To say Op Art hasn’t aged well would be true but not quite right. While time has found the style largely relegated to a historical footnote, its flickering optics the stuff of smoke-filled dorm rooms and Magic Eye posters, it’s easy to forget that in its time, Op was not only a logical extension of progressive art narratives, but also a genuine social phenomenon, reaching beyond high art confines to galvanize consumer fields of fashion, product design and advertising. Synonymous with Swinging London and foreshadowing motifs of the psychedelic era, Op was pop before Pop came to pass; what it lacked even then in critical approval, it made up for in cultural impact.
Still, for all its popularity, Op’s moment was short-lived, peaking with MoMA’s blockbuster 1965 survey “The Responsive Eye” before being eclipsed by Pop and Minimalism and descending into kitsch. Of the artists included in that breakout show, a choice few were able to transcend the affiliation, their work staying in favor even as Op fell out of fashion (see: Bridget Riley). Others weren’t so fortunate. Case in point: Victor Vasarely (1906-1997), the style’s prolific main progenitor, whose work evolved even as its prominence diminished, his name tightly anchored to the movement he’d inspired.
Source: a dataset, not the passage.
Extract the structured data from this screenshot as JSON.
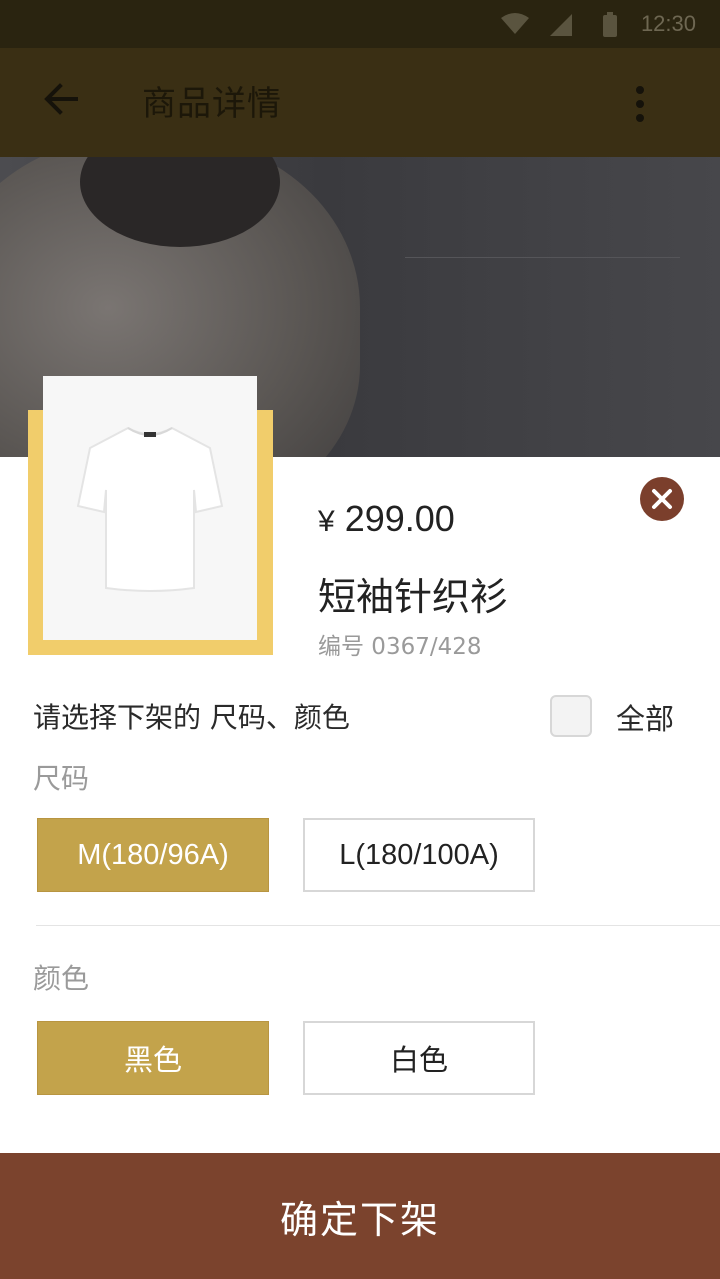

But of course, art’s reception moves in cycles, and recent years have seen a renewed interest in Vasarely, who is currently the subject of an illuminating survey at Centre Pompidou. “Vasarely: Sharing Forms” presents the artist’s 60-year career as a sequence of distinct phases, situating his signature Op canvases amid sculptures, multiples, graphic designs and architectural integrations. In tracing Vasarely’s path from Parisian ad man to abstract pioneer, the exhibition reveals an artist whose ambitions went beyond mere illusion, the scope and significance of his output each greater than tends to be credited.